Since this is still unpublished and very much work-in-progress, I won’t say more about the details of Kieran’s argument; however, the talk got me thinking about a broader issue that has not attracted sufficient attention in the existing work on performativity within economic sociology.

Without question, the most well-substantiated work in this area is Donald MacKenzie’s An Engine Not a Camera (2006). MacKenzie does an excellent job methodically documenting the impact of finance theory on financial markets during the latter half of the twentieth century. Yet, despite MacKenzie’s attention to detail and thorough support for his theoretical claims, it is his theory that proves somewhat unsatisfying in the end. Performativity theory’s greatest weakness – as it currently stands – remains its inability to explain why certain calculative technologies (theories, formulae, models, etc.) gain greater purchase on the world than others. This is important for several reasons, but the one that most interests me has to do with the role of power and institutions.

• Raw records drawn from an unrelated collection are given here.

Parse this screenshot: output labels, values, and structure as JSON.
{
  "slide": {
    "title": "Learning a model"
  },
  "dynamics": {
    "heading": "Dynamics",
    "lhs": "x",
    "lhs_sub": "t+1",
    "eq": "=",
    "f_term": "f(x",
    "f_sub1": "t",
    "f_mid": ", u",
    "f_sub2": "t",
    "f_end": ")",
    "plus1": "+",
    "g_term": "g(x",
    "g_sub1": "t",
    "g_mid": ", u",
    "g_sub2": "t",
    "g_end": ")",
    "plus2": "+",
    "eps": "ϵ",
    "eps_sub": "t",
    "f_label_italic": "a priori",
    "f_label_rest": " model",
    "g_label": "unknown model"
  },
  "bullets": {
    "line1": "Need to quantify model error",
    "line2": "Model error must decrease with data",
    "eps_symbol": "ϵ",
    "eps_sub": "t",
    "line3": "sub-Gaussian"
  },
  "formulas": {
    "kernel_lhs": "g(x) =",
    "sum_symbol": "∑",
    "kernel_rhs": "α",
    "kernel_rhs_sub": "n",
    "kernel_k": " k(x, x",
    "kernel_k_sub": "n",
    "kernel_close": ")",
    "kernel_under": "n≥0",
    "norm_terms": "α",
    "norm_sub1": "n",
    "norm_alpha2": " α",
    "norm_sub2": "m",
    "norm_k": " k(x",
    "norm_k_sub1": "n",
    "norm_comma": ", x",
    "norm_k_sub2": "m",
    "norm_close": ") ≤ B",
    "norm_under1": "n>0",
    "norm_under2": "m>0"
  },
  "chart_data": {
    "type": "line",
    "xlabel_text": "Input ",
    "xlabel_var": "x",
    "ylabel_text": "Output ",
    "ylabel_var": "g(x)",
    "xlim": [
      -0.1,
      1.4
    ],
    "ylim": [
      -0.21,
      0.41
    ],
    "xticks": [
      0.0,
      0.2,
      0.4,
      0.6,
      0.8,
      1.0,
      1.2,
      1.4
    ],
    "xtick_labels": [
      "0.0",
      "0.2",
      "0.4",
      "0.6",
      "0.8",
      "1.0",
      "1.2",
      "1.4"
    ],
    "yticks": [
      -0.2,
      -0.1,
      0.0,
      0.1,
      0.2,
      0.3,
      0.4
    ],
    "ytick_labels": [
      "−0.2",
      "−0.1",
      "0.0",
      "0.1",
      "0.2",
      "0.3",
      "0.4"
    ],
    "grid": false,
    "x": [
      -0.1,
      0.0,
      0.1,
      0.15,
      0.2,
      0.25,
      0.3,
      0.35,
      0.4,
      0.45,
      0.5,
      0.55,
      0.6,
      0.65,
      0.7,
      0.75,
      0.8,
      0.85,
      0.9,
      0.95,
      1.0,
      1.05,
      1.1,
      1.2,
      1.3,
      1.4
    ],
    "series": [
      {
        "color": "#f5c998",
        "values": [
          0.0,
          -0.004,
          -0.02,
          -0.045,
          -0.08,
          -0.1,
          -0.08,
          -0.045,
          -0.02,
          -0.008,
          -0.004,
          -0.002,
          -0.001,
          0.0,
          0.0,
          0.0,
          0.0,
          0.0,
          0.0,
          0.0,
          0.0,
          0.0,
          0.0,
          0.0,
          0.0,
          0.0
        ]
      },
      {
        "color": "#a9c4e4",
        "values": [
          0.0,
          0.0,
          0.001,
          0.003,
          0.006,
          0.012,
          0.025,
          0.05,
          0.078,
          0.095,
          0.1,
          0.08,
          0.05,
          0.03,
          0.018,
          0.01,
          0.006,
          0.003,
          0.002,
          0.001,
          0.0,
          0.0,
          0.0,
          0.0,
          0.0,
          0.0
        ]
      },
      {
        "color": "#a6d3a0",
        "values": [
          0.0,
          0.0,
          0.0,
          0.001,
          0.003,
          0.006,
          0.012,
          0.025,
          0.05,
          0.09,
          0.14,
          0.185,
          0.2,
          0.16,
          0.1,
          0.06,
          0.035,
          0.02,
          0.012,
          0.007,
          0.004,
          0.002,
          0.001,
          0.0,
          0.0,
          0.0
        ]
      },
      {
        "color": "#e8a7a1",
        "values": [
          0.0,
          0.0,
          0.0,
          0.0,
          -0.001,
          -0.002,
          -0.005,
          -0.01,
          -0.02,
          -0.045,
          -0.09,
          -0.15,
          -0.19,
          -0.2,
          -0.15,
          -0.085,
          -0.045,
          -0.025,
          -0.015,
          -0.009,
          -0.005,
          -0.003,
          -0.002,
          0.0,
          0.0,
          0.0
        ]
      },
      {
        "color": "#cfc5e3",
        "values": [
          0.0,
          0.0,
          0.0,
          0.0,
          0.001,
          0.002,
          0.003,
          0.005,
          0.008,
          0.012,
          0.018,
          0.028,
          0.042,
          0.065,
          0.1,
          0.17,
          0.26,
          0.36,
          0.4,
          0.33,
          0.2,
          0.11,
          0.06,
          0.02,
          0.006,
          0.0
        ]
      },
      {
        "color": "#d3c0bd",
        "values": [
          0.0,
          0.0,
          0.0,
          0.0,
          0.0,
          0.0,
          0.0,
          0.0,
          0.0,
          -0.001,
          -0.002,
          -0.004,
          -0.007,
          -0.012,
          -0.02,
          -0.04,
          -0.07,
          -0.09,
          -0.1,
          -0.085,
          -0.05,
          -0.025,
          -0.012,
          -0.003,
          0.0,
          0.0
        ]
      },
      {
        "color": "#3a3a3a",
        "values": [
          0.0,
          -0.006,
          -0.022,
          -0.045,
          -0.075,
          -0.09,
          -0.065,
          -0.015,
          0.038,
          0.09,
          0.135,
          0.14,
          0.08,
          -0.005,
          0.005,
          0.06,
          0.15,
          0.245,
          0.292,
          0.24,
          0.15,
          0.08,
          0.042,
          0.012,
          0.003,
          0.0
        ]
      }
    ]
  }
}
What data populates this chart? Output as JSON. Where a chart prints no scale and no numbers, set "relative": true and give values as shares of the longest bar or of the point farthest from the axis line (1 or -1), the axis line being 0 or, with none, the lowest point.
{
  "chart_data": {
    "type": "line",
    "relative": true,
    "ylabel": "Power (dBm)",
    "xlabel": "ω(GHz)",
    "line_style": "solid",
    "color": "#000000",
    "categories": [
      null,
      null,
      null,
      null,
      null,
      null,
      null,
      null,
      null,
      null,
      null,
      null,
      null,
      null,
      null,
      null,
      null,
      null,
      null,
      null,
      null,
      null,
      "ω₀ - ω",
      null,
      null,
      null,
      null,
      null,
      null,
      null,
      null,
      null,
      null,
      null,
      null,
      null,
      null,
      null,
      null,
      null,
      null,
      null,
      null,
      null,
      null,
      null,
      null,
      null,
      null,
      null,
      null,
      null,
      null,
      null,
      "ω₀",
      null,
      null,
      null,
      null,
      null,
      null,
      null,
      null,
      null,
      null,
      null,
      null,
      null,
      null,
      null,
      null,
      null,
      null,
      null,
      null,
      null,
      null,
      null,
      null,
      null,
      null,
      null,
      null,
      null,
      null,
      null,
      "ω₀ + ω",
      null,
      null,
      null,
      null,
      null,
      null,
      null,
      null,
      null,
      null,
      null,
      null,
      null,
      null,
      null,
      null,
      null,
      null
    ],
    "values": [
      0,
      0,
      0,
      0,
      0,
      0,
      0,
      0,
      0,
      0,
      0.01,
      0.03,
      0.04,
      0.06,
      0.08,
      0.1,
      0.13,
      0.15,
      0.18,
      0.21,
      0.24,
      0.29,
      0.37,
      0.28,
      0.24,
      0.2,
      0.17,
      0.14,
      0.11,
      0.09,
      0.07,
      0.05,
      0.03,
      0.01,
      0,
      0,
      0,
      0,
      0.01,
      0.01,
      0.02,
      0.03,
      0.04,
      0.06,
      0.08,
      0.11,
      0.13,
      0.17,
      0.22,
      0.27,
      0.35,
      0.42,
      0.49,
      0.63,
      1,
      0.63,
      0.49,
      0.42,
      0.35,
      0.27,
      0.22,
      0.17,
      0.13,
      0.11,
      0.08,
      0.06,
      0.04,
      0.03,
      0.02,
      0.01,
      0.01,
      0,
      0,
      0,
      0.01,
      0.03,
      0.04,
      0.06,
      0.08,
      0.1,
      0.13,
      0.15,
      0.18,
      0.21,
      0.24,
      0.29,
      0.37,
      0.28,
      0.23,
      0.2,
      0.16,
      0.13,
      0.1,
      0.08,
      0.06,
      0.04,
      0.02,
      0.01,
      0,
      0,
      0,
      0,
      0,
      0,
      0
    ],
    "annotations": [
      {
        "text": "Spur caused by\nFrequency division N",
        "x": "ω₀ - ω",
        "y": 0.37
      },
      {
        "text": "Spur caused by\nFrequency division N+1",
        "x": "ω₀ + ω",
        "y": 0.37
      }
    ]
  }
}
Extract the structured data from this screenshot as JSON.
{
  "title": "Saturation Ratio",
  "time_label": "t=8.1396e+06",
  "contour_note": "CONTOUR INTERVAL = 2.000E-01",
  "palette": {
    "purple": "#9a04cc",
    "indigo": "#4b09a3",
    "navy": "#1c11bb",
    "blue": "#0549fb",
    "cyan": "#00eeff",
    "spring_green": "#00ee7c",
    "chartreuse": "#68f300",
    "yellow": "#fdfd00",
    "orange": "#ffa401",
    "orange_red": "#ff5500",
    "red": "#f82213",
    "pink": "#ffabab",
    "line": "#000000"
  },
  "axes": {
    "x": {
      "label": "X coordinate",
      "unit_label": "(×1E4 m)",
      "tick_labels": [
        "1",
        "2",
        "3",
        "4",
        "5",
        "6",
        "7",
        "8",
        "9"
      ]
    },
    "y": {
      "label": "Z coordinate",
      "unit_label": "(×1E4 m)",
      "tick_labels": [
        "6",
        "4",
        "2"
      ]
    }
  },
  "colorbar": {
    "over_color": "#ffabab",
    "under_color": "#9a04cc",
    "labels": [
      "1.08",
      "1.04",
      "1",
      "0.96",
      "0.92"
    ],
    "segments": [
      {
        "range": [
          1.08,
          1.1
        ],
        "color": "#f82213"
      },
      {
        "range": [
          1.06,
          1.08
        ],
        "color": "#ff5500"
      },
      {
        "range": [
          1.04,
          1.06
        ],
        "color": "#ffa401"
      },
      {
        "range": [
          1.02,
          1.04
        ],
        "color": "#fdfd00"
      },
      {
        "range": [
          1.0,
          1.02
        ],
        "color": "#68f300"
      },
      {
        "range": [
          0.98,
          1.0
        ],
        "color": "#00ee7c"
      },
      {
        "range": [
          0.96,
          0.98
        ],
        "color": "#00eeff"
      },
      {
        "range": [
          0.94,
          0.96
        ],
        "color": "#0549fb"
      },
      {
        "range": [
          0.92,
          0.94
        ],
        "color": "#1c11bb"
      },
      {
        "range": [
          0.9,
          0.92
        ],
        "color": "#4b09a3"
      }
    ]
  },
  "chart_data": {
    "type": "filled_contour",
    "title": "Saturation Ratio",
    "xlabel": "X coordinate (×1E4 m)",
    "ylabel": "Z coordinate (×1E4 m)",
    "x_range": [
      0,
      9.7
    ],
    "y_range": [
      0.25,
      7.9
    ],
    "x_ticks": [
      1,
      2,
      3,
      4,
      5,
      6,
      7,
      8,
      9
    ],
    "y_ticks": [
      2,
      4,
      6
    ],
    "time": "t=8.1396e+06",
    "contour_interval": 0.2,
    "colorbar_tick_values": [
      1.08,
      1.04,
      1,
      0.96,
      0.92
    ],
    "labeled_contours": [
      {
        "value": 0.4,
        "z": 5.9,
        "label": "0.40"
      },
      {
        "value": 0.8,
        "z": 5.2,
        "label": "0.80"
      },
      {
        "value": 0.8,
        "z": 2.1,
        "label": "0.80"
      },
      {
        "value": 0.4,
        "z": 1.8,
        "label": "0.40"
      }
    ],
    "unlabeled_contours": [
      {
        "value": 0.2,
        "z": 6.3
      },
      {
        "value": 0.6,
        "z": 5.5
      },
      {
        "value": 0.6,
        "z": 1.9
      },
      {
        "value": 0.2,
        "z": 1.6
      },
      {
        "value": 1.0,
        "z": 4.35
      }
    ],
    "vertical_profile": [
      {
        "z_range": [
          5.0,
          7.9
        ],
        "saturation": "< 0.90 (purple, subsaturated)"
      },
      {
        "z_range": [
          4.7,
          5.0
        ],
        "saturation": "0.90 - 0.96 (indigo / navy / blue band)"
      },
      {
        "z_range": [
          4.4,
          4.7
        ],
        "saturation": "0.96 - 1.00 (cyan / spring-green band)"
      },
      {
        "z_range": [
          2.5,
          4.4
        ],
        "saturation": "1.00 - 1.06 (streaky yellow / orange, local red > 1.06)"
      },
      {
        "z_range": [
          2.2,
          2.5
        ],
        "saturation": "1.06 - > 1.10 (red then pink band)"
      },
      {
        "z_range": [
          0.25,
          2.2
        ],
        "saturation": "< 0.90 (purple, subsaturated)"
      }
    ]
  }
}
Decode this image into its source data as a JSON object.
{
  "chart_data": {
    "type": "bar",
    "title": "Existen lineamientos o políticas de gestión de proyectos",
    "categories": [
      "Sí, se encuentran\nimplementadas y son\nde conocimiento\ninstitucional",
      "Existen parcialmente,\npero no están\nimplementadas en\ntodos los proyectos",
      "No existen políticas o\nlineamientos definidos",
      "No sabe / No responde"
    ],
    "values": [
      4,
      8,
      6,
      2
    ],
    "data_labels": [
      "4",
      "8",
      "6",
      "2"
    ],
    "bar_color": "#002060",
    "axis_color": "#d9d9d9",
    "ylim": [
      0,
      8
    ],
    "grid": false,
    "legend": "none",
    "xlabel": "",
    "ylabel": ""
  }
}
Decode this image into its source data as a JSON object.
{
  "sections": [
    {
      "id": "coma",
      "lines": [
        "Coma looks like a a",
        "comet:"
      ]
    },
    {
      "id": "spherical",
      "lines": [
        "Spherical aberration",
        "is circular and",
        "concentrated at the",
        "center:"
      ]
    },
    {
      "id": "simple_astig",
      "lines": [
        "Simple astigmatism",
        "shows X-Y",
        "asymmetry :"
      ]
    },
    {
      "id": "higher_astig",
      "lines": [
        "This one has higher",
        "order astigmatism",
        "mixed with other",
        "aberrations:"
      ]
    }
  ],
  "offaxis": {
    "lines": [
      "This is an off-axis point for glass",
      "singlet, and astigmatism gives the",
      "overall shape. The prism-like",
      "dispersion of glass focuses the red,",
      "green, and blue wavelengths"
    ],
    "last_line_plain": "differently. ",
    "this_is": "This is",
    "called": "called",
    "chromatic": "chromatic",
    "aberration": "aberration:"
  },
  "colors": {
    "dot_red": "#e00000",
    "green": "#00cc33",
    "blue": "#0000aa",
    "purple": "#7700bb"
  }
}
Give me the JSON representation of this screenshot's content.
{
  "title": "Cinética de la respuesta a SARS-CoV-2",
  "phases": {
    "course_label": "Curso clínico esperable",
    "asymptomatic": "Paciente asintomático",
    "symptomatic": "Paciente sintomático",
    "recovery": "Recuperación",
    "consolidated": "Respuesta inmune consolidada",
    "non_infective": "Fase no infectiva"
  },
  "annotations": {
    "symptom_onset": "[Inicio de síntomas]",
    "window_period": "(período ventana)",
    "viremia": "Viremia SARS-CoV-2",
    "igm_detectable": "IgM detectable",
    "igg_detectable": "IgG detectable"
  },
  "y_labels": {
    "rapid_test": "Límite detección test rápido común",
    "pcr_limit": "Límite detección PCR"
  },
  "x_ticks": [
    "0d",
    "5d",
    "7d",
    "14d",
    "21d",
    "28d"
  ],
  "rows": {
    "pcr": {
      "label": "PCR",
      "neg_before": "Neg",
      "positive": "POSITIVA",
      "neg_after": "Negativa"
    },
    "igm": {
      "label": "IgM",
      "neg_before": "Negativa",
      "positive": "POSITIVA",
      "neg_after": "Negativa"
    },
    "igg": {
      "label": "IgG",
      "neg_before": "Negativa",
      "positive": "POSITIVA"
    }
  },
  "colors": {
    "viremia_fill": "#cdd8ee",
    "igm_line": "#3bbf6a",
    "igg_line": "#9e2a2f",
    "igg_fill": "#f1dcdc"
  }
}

Ultimately, all ideas – like the people that create and apply them – are not created equal. Within the context of MacKenzie’s work, the Black-Scholes-Merton options pricing model gained traction in the world partly on the basis of its scientific merits (precision, validity, elegance, etc.) and partly on the basis of its political and social position. Performativity theory pays attention to the first of these factors at the expense of the second.

Without an adequate analysis of the role of power and institutions in shaping the outcomes of a given scientific field, it is very difficult to understand why one model of the world wins out over the competition. If you can’t explain that, the value of performativity as an analytical tool becomes limited.

To put the problem in concrete terms, I’ll borrow an example that did come up in Healy’s talk and which has frequently been a topic of concern for scholars of the Internet. How do we explain the success of Google? Did Larry and Sergey merely find the correct algorithm that most accurately described the emerging social space of the web? Clearly not. It would be more precise to say that they applied a set of theories about how information and knowledge function in the world and formalized those theories into the famous “Page Rank” algorithm. Page Rank went on to radically transform the way that people use and understand the Internet, spawning an entire sub-industry of consultants seeking to game their formula (an area of work known as Search Engine Optimization, or SEO for short). Ta-da! Performativity in action!

Not so fast. I’d wager that Larry and Sergey’s success – and therefore the success of their spiffy little algorithm – had everything to do with the institutional setting and power-dynamics of the field within which they worked at the time. The Stanford University Computer Science Department and the Silicon Valley of the late 1990’s needs a larger place in this story if we want to understand where Larry and Sergey’s ideas came from, how they got the money for their start-up, and what sorts of problems they ran into (or not) along the way.

Somebody will tell this story well at some point – whether they do so in the peculiar language of sociological theory is not really important. What matters is that they recognize that without both the calculative technology and the institutional context you ultimately can’t explain very much about the current shape of the Network Society.